The most advanced non-volatile flash memory devices can permanently store one or two bits of information per memory cell without a supply voltage. Such memories have a feature size of around 90nm.

Scaling down the cells further has proved problematic because of nanoscale physical effects. In particular, fabricating 20nm-sized flash memory cells has been considered virtually impossible because these physical effects would make the memory cells extremely unreliable.

However, Infineon’s researchers have eliminated the nanoscale effects by creating a unique three-dimensional structure with a fin for the transistor that acts as the heart of the memory cell.

This special geometry minimises unwanted effects and significantly improves electrostatic control compared to today’s flat transistors.

Called a FinFET (fin field effect transistor), the Infineon device stores the electrons that carry the information in a nitride layer that lies electrically isolated between the silicon fin and the gate electrode. Just 8nm thick, the fin is controlled by the 20nm-wide gate electrode.

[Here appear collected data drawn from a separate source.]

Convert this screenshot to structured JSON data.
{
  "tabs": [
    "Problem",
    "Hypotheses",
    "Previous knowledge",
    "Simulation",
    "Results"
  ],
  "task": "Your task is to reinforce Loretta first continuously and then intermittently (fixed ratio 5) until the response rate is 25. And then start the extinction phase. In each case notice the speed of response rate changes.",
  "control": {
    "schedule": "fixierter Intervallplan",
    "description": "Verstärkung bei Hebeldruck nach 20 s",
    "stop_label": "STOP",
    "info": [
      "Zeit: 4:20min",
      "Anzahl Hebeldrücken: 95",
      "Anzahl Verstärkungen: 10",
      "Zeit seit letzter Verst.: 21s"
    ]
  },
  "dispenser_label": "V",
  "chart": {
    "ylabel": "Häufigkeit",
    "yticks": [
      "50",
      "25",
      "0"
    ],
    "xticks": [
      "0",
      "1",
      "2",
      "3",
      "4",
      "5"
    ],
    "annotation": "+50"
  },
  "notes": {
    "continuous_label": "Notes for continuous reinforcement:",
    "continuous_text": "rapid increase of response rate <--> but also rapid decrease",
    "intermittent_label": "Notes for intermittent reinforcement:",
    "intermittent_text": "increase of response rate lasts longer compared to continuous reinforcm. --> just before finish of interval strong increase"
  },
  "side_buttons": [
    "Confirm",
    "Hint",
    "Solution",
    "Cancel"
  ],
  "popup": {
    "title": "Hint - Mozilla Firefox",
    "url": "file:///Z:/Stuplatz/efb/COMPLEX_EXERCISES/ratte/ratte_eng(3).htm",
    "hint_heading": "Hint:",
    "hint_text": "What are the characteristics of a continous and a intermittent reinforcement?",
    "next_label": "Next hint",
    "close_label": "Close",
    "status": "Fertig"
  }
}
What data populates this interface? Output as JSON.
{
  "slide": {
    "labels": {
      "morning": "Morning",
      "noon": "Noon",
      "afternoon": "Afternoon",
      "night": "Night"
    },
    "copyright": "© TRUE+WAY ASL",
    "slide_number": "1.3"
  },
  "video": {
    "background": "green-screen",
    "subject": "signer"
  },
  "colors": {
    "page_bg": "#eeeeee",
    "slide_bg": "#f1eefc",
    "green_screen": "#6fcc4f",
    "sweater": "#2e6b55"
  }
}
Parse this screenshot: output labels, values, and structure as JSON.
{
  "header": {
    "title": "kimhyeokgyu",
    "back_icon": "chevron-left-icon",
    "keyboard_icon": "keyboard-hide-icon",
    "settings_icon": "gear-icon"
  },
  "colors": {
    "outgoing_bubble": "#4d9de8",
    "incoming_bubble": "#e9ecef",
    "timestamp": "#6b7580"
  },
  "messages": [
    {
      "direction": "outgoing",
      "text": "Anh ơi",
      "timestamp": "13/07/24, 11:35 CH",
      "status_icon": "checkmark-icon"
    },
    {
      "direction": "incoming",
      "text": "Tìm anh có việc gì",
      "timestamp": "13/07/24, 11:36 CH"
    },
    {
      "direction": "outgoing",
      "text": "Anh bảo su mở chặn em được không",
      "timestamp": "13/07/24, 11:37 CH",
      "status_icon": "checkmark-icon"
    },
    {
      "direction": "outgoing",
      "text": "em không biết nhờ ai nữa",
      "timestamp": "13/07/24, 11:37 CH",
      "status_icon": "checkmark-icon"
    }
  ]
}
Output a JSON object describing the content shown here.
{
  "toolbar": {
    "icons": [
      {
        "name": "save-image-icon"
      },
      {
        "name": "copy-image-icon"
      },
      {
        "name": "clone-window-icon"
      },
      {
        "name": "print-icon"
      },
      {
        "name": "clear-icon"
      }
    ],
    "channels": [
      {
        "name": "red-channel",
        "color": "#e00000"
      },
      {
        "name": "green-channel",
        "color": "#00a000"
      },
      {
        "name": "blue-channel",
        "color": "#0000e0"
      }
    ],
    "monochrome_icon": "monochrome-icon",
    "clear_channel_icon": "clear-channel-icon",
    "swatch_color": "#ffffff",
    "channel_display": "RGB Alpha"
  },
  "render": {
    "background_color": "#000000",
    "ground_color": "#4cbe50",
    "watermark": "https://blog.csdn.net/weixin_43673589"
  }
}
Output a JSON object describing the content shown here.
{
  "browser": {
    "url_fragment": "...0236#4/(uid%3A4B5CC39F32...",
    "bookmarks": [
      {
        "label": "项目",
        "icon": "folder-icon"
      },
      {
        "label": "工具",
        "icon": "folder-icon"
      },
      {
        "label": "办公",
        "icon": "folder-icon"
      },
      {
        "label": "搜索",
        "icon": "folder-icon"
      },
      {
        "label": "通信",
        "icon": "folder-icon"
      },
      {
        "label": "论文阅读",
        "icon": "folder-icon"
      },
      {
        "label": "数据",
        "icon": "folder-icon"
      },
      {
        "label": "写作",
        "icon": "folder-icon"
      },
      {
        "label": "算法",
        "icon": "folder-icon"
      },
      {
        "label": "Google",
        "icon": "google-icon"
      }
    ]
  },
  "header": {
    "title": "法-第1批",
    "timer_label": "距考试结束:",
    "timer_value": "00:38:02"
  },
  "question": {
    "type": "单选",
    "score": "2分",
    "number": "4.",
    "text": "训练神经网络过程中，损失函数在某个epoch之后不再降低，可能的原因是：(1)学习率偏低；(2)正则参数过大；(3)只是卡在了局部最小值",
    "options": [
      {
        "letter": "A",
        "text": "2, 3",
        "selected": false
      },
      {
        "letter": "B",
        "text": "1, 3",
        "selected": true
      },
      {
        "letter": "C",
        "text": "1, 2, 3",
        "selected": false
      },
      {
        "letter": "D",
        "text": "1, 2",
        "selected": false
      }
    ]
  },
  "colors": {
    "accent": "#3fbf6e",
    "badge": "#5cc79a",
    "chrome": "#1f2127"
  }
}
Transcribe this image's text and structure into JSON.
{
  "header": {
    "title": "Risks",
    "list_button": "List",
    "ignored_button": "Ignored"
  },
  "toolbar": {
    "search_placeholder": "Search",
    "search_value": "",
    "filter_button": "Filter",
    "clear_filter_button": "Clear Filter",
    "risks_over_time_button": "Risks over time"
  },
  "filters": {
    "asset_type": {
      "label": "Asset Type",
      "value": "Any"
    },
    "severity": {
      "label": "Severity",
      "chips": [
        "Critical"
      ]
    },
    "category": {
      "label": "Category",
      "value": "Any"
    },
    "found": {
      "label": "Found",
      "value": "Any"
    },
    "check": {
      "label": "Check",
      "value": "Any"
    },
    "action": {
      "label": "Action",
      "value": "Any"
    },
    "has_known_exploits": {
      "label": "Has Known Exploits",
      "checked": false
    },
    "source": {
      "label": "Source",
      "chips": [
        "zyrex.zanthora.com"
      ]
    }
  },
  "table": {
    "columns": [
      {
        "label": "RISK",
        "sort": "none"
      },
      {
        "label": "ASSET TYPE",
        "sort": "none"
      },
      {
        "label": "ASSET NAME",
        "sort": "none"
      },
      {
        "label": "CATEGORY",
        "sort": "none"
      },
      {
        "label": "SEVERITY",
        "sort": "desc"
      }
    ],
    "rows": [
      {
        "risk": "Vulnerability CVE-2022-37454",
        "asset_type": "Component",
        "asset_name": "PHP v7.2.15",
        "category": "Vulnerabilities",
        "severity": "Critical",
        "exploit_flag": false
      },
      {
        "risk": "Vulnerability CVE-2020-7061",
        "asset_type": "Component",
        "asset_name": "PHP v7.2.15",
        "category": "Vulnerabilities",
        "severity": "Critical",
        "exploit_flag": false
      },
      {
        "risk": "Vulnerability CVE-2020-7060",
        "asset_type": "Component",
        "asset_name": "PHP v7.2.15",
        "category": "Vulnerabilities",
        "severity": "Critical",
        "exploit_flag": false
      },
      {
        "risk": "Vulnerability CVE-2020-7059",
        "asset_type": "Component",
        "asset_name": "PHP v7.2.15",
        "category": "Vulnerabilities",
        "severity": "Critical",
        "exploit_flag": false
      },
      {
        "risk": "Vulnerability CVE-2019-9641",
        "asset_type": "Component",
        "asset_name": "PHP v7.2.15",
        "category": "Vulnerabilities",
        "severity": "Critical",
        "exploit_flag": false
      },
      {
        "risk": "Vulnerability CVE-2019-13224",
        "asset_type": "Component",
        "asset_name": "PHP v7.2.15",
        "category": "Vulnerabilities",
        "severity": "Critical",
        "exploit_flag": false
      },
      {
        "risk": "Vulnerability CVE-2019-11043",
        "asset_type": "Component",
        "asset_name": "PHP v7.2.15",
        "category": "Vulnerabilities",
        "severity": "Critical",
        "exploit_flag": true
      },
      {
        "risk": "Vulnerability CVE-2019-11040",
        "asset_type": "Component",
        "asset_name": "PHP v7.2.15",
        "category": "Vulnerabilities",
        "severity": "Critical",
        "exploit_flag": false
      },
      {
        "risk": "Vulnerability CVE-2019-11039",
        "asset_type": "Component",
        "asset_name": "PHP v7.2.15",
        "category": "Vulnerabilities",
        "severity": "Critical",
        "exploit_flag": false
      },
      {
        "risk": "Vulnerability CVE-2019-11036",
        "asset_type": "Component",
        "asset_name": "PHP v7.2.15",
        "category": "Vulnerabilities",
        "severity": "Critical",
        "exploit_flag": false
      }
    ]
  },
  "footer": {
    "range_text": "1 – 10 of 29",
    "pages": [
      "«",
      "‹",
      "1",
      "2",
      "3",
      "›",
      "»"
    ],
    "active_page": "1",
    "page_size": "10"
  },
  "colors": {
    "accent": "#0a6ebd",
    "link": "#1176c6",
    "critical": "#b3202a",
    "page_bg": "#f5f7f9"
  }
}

The FinFET is durable and has excellent electrical characteristics, claims the company.

"The most advanced memories on the market today need approximately 1,000 electrons in order to reliably remember one bit," said an Infineon spokesman. "But the new Infineon memory cell uses just 100 electrons."

Details about the new flash memory were presented at a post-deadline paper at the IEEE’s International Electron Devices Meeting in San Francisco.